Fachbeitrag | Vorstellung der Angebote des Kompetenzzentrums


Kompetenz vermitteln, nicht nur darüber reden. Digitalisierung jetzt! Das Mittelstand 4.0-Kompetenzzentrum Planen und Bauen unterstützt kleine und mittlere Unternehmen sowie Handwerksbetriebe bei der digitalen Transformation. Die umfassenden Angebote sind gratis.

Wer in das Suchfeld der größten Internetsuchmaschine allein das Wort „Digitalisierung“ eintippt, bekommt über 26 Millionen Treffer angezeigt. Der Begriff ist allgegenwärtig und inflationär in Gebrauch. Jeder sagt, „Du musst Dich digitalisieren“, und insgeheim nicken die meisten zustimmend. Neue Stellenbezeichnungen wie Chief Digital Officer, Referent Digitale Transformation oder Consultant digital sind entstanden. Satya Nadella, CEO von Microsoft, prophezeite schon 2013, dass wir in den nächsten 10 Jahren an einem Punkt angekommen sind, an dem nahezu alles digitalisiert sein wird. Doch die Realität sieht momentan anders aus. Denn noch immer gilt die deutsche Baubranche als Spätzünder in der Digitalisierung, so eine Studie des Leibniz-Zentrum für Europäische Wirtschaftsforschung (ZEW) in Mannheim. Die Studie hat den Einsatz digitaler Technologien gegenüber anderen Branchen verglichen. Andererseits ist derzeit gut die Hälfte der Unternehmen im digitalen Wandel, so wiederum das Ergebnis der vierten Digitalisierungsstudie des Zentralen Immobilien Ausschuss ZIA. Im Ergebnis aber bleibt es dabei: Besonders der Mittelstand in Deutschland ist bei der Digitalisierung noch immer zurückhaltend.

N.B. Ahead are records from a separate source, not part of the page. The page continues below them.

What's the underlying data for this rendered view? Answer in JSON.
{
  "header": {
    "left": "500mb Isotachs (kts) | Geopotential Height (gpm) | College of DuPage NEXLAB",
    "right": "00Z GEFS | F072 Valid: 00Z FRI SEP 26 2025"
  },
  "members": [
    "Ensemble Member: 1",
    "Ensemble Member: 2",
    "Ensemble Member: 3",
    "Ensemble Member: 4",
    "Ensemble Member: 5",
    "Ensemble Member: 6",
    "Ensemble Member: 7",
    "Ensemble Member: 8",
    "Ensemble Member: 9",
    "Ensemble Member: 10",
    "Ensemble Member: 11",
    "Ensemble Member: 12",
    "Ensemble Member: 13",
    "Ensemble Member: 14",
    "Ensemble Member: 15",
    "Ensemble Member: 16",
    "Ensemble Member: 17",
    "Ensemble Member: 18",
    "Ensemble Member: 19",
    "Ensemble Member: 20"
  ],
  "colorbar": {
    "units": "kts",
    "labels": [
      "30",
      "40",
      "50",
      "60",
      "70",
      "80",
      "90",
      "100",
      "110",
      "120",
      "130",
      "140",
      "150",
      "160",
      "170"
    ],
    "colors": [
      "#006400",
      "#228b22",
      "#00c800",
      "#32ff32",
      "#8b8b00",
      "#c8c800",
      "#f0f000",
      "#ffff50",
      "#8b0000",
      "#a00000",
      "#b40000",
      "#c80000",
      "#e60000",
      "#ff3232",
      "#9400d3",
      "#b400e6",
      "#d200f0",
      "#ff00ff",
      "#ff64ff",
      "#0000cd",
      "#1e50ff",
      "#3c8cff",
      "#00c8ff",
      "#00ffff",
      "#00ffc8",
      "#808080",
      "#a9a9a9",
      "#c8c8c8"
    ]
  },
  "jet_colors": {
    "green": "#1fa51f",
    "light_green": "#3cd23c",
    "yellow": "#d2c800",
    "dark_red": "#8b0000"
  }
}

Die Technische Hochschule Mittelhessen (THM) hat im vorigen Jahr ermittelt, dass die Unternehmen vor allem die Investitionen als zu hoch einschätzen. Ebenso hapert es an IT-Personal, Wissen und mangelnder Kenntnis der technisch notwendigen Lösungen.

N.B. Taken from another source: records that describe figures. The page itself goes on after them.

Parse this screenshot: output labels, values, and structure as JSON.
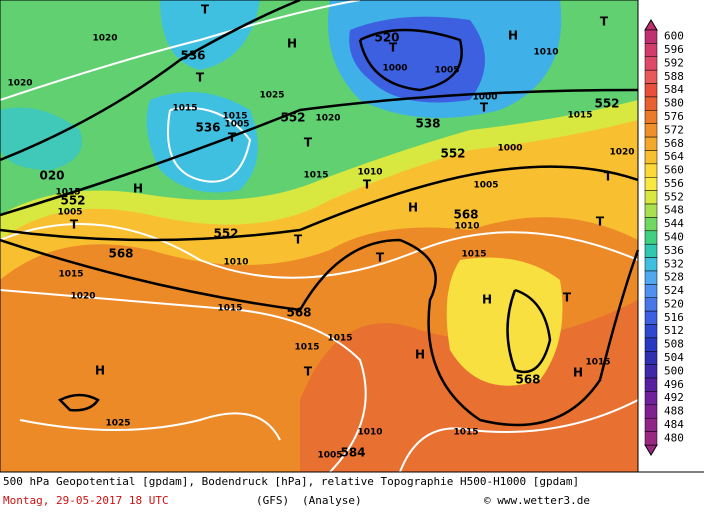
{
  "map": {
    "labels": [
      "T",
      "1020",
      "536",
      "H",
      "T",
      "1025",
      "1020",
      "1015",
      "1015",
      "1005",
      "536",
      "T",
      "552",
      "1020",
      "T",
      "1015",
      "520",
      "T",
      "1000",
      "1005",
      "H",
      "1010",
      "T",
      "1000",
      "T",
      "538",
      "552",
      "1015",
      "552",
      "1000",
      "1020",
      "1010",
      "T",
      "1005",
      "H",
      "552",
      "1015",
      "1005",
      "T",
      "020",
      "H",
      "568",
      "1010",
      "T",
      "T",
      "552",
      "T",
      "568",
      "1010",
      "T",
      "1015",
      "1015",
      "1020",
      "H",
      "T",
      "1015",
      "568",
      "1015",
      "1015",
      "H",
      "T",
      "568",
      "1015",
      "H",
      "H",
      "1025",
      "1010",
      "1015",
      "1005",
      "584"
    ]
  },
  "colorbar": {
    "ticks": [
      600,
      596,
      592,
      588,
      584,
      580,
      576,
      572,
      568,
      564,
      560,
      556,
      552,
      548,
      544,
      540,
      536,
      532,
      528,
      524,
      520,
      516,
      512,
      508,
      504,
      500,
      496,
      492,
      488,
      484,
      480
    ],
    "colors": [
      "#c03070",
      "#d03c6c",
      "#e04868",
      "#e85a5a",
      "#e8503c",
      "#e86030",
      "#ec7a28",
      "#f09028",
      "#f4a82c",
      "#f8c030",
      "#fcd838",
      "#f8e840",
      "#d8e840",
      "#a8e050",
      "#70d860",
      "#40d080",
      "#30c8b0",
      "#40c0e0",
      "#50a8f0",
      "#5090f0",
      "#4878e8",
      "#3c60e0",
      "#3048d0",
      "#2838c0",
      "#3030b0",
      "#4028a8",
      "#5820a0",
      "#70209c",
      "#802090",
      "#902488",
      "#9a2880"
    ]
  },
  "caption": {
    "line1": "500 hPa Geopotential [gpdam], Bodendruck [hPa], relative Topographie H500-H1000 [gpdam]",
    "date": "Montag, 29-05-2017  18 UTC",
    "model": "(GFS)",
    "run": "(Analyse)",
    "credit": "© www.wetter3.de"
  }
}
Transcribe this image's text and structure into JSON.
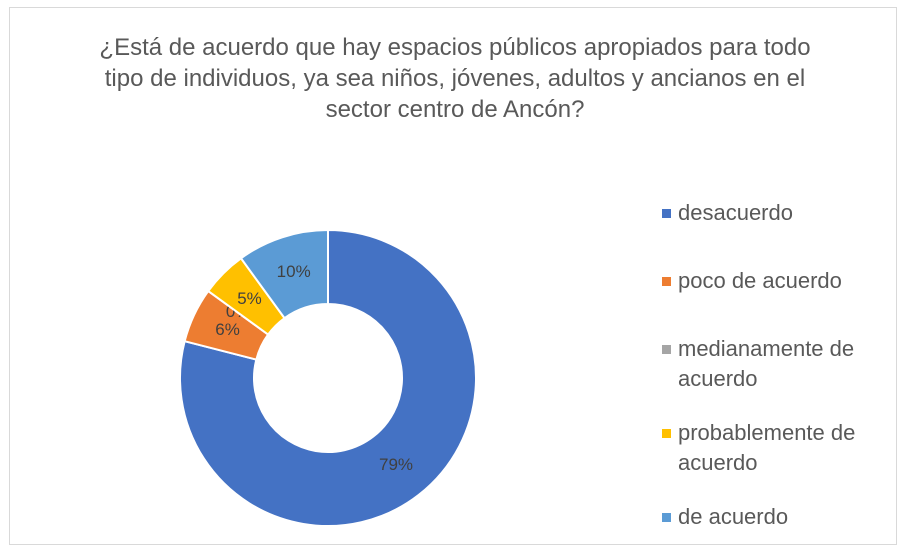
{
  "chart_data": {
    "type": "donut",
    "title": "¿Está de acuerdo que hay espacios públicos apropiados para todo tipo de individuos, ya sea niños, jóvenes, adultos y ancianos en el sector centro de Ancón?",
    "categories": [
      "desacuerdo",
      "poco de acuerdo",
      "medianamente de acuerdo",
      "probablemente de acuerdo",
      "de acuerdo"
    ],
    "values": [
      79,
      6,
      0,
      5,
      10
    ],
    "value_labels": [
      "79%",
      "6%",
      "0%",
      "5%",
      "10%"
    ],
    "colors": [
      "#4472c4",
      "#ed7d31",
      "#a5a5a5",
      "#ffc000",
      "#5b9bd5"
    ],
    "legend": "right"
  }
}
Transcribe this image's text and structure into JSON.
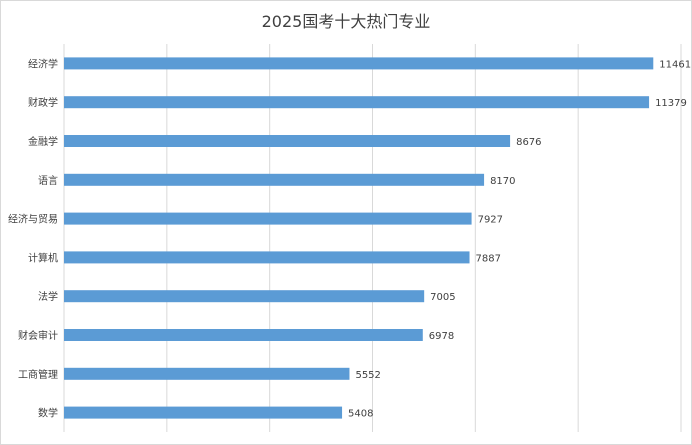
{
  "chart_data": {
    "type": "bar",
    "orientation": "horizontal",
    "title": "2025国考十大热门专业",
    "categories": [
      "经济学",
      "财政学",
      "金融学",
      "语言",
      "经济与贸易",
      "计算机",
      "法学",
      "财会审计",
      "工商管理",
      "数学"
    ],
    "values": [
      11461,
      11379,
      8676,
      8170,
      7927,
      7887,
      7005,
      6978,
      5552,
      5408
    ],
    "xlim": [
      0,
      12000
    ],
    "x_gridlines": [
      0,
      2000,
      4000,
      6000,
      8000,
      10000,
      12000
    ],
    "show_tick_labels_x": false,
    "data_labels": true,
    "grid": true,
    "legend": "none",
    "bar_color": "#5b9bd5"
  }
}
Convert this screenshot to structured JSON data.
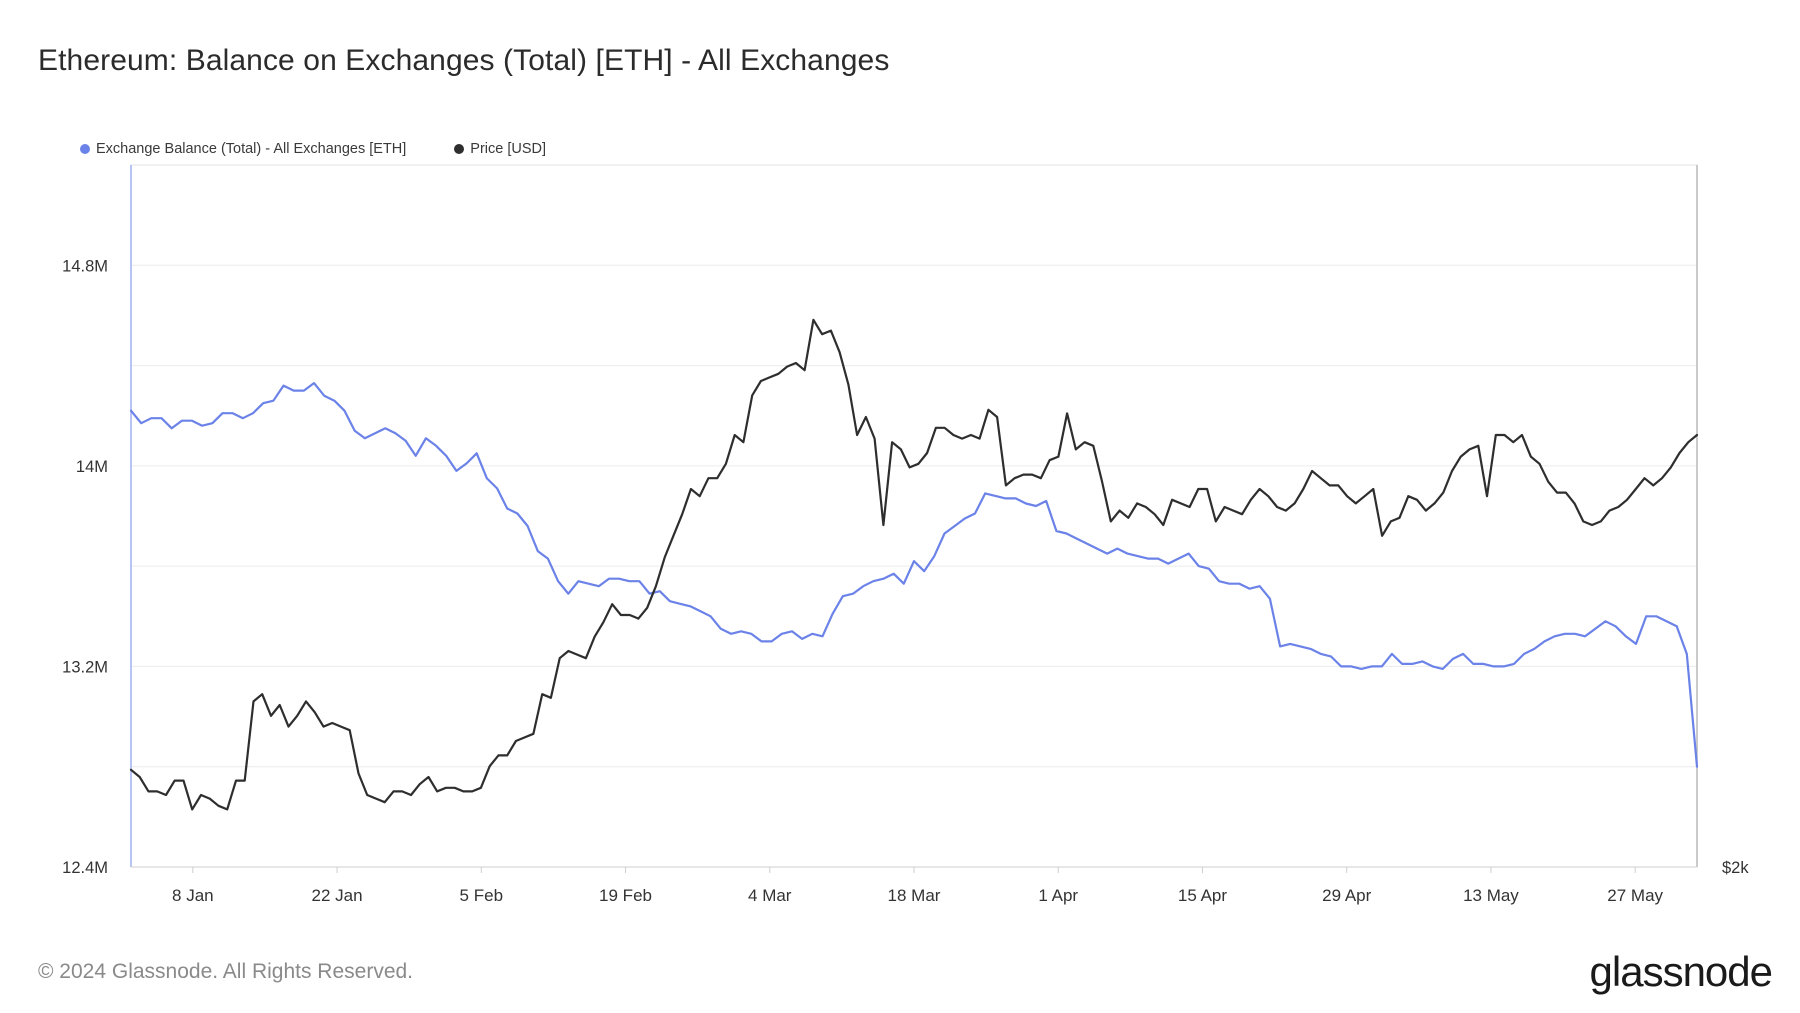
{
  "title": "Ethereum: Balance on Exchanges (Total) [ETH] - All Exchanges",
  "legend": [
    {
      "label": "Exchange Balance (Total) - All Exchanges [ETH]",
      "color": "#6b82e8"
    },
    {
      "label": "Price [USD]",
      "color": "#2e2e2e"
    }
  ],
  "footer": "© 2024 Glassnode. All Rights Reserved.",
  "logo": "glassnode",
  "chart_data": {
    "type": "line",
    "x_tick_labels": [
      "8 Jan",
      "22 Jan",
      "5 Feb",
      "19 Feb",
      "4 Mar",
      "18 Mar",
      "1 Apr",
      "15 Apr",
      "29 Apr",
      "13 May",
      "27 May"
    ],
    "y_left_tick_labels": [
      "12.4M",
      "13.2M",
      "14M",
      "14.8M"
    ],
    "y_left_range": [
      12400000,
      15200000
    ],
    "y_right_tick_labels": [
      "$2k"
    ],
    "grid": true,
    "legend_position": "top-left",
    "series": [
      {
        "name": "Exchange Balance (Total) - All Exchanges [ETH]",
        "axis": "left",
        "color": "#6b82e8",
        "values": [
          14220000,
          14170000,
          14190000,
          14190000,
          14150000,
          14180000,
          14180000,
          14160000,
          14170000,
          14210000,
          14210000,
          14190000,
          14210000,
          14250000,
          14260000,
          14320000,
          14300000,
          14300000,
          14330000,
          14280000,
          14260000,
          14220000,
          14140000,
          14110000,
          14130000,
          14150000,
          14130000,
          14100000,
          14040000,
          14110000,
          14080000,
          14040000,
          13980000,
          14010000,
          14050000,
          13950000,
          13910000,
          13830000,
          13810000,
          13760000,
          13660000,
          13630000,
          13540000,
          13490000,
          13540000,
          13530000,
          13520000,
          13550000,
          13550000,
          13540000,
          13540000,
          13490000,
          13500000,
          13460000,
          13450000,
          13440000,
          13420000,
          13400000,
          13350000,
          13330000,
          13340000,
          13330000,
          13300000,
          13300000,
          13330000,
          13340000,
          13310000,
          13330000,
          13320000,
          13410000,
          13480000,
          13490000,
          13520000,
          13540000,
          13550000,
          13570000,
          13530000,
          13620000,
          13580000,
          13640000,
          13730000,
          13760000,
          13790000,
          13810000,
          13890000,
          13880000,
          13870000,
          13870000,
          13850000,
          13840000,
          13860000,
          13740000,
          13730000,
          13710000,
          13690000,
          13670000,
          13650000,
          13670000,
          13650000,
          13640000,
          13630000,
          13630000,
          13610000,
          13630000,
          13650000,
          13600000,
          13590000,
          13540000,
          13530000,
          13530000,
          13510000,
          13520000,
          13470000,
          13280000,
          13290000,
          13280000,
          13270000,
          13250000,
          13240000,
          13200000,
          13200000,
          13190000,
          13200000,
          13200000,
          13250000,
          13210000,
          13210000,
          13220000,
          13200000,
          13190000,
          13230000,
          13250000,
          13210000,
          13210000,
          13200000,
          13200000,
          13210000,
          13250000,
          13270000,
          13300000,
          13320000,
          13330000,
          13330000,
          13320000,
          13350000,
          13380000,
          13360000,
          13320000,
          13290000,
          13400000,
          13400000,
          13380000,
          13360000,
          13250000,
          12800000
        ]
      },
      {
        "name": "Price [USD]",
        "axis": "right",
        "color": "#2e2e2e",
        "values": [
          2270,
          2250,
          2210,
          2210,
          2200,
          2240,
          2240,
          2160,
          2200,
          2190,
          2170,
          2160,
          2240,
          2240,
          2460,
          2480,
          2420,
          2450,
          2390,
          2420,
          2460,
          2430,
          2390,
          2400,
          2390,
          2380,
          2260,
          2200,
          2190,
          2180,
          2210,
          2210,
          2200,
          2230,
          2250,
          2210,
          2220,
          2220,
          2210,
          2210,
          2220,
          2280,
          2310,
          2310,
          2350,
          2360,
          2370,
          2480,
          2470,
          2580,
          2600,
          2590,
          2580,
          2640,
          2680,
          2730,
          2700,
          2700,
          2690,
          2720,
          2780,
          2860,
          2920,
          2980,
          3050,
          3030,
          3080,
          3080,
          3120,
          3200,
          3180,
          3310,
          3350,
          3360,
          3370,
          3390,
          3400,
          3380,
          3520,
          3480,
          3490,
          3430,
          3340,
          3200,
          3250,
          3190,
          2950,
          3180,
          3160,
          3110,
          3120,
          3150,
          3220,
          3220,
          3200,
          3190,
          3200,
          3190,
          3270,
          3250,
          3060,
          3080,
          3090,
          3090,
          3080,
          3130,
          3140,
          3260,
          3160,
          3180,
          3170,
          3070,
          2960,
          2990,
          2970,
          3010,
          3000,
          2980,
          2950,
          3020,
          3010,
          3000,
          3050,
          3050,
          2960,
          3000,
          2990,
          2980,
          3020,
          3050,
          3030,
          3000,
          2990,
          3010,
          3050,
          3100,
          3080,
          3060,
          3060,
          3030,
          3010,
          3030,
          3050,
          2920,
          2960,
          2970,
          3030,
          3020,
          2990,
          3010,
          3040,
          3100,
          3140,
          3160,
          3170,
          3030,
          3200,
          3200,
          3180,
          3200,
          3140,
          3120,
          3070,
          3040,
          3040,
          3010,
          2960,
          2950,
          2960,
          2990,
          3000,
          3020,
          3050,
          3080,
          3060,
          3080,
          3110,
          3150,
          3180,
          3200
        ]
      }
    ]
  }
}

Die Digitalisierung vorantreiben

Diese Zurückhaltung bei der Digitalisierung des deutschen Baugewerbes sowie der Informationsbedarf kleiner und mittelständischer Bauunternehmen hat das Bundesministerium für Wirtschaft und Energie veranlasst, die Initiative Mittelstand-Digital ins Leben zu rufen. Diese verfügt mit ihrem für die Baubranche zuständigen Mittelstand 4.0-Kompetenzzentren Planen und Bauen (M40KPB) über eine kompetente Anlaufstelle für kleine und mittelständische Unternehmen (KMU) und Handwerksbetriebe der gesamten Wertschöpfungskette Planen und Bauen. Konkret unterstützt das unabhängige M40KPB bei der Digitalisierung und beim Einstieg in die Building Information Modeling (BIM)-Methode. Die Leistung des Kompetenzzentrums ist gratis, erfordert aber von den Unternehmen selbst Initiative und den Willen sich zu digitalisieren.

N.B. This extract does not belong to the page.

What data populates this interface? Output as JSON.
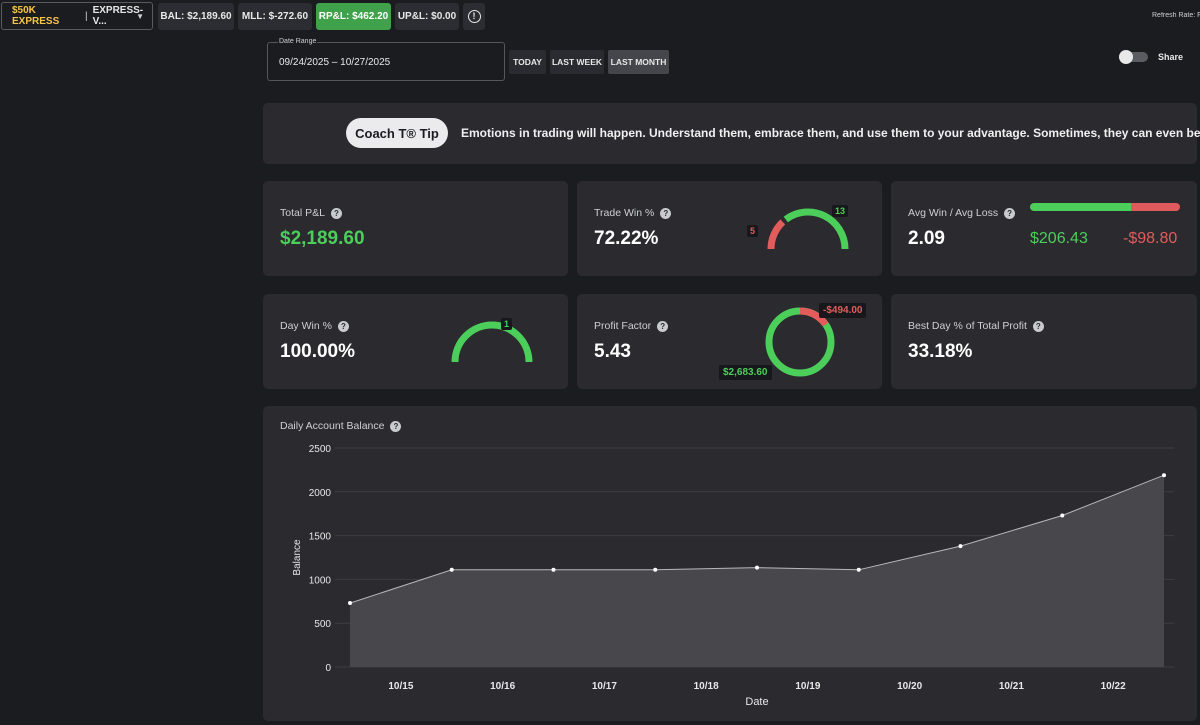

Entlang der Wertschöpfungskette Bau

Das M40KPB ist bundesweit mit seinen regionalen Standorten vertreten. Jeder Standort ist durch ein Teilzentrum vertreten, das sein Themengebiet entsprechend der Wertschöpfungskette Bau hat. Das Thema Projektentwicklung wird vom Institut für Mittelstandsforschung (ifm) der Universität Mannheim am Standtort West koordiniert. Den Themenbereich Planung koordiniert die Jade Hochschule in Oldenburg am Standort Nord. Am Standort Ost betreut das Fraunhofer-Institut für Fabrikbetrieb und -automatisierung IFF in Magdeburg das Thema Bauen. Ums Handwerk kümmert sich der Standort Mitte am eBusiness-KompetenzZentrum in Kaiserslautern. Der Themenbereich Betreiben schließlich wird vom Fraunhofer-Institut für Bauphysik IBP am Standort Holzkirchen koordiniert.

KMU können sich vor Ort am jeweiligen Standort informieren und konkrete digitale Methoden und Techniken kennenlernen. Dabei schöpfen interessierte KMU aus einem Fundus von Nachrichten und Fachbeiträgen, Veranstaltungen, sogenannten Demonstratoren und Branchenevents.

Informieren und Qualifizieren

Die vielseitigen wie kostenfreien Veranstaltungen des M40KPB setzen sich zusammen aus Workshops, Fachsymposien und Sprechstunden. Sie bieten in erster Linie das nötige Rüstzeug für den Einstieg ins digitale Planen und Bauen, der Fokus liegt hier auf der Methode BIM. Diesem Thema widmen sich gleich mehrere Veranstaltungsformate, von denen die BIM-Sprechstunde als individuelles Angebot vor allem für Planer interessant ist. Das BIM-Frühstück richtet sich etwas weiter gefasst an Mitarbeitende in KMU der Bau- und Immobilienwirtschaft, die sich der Methode BIM und der Digitalisierung von Planungs-, Bauausführungs- und Betriebsprozessen annähern möchten. Jeden Donnerstag steht zudem die Künstliche Intelligenz (KI) im Mittelpunkt: Experten klären in der online stattfindenden KI-Sprechstunde allgemeine Fragen zu KI fürs Planen und Bauen oder informieren über Vorträge, Webinare und konkrete Umsetzungsprojekte.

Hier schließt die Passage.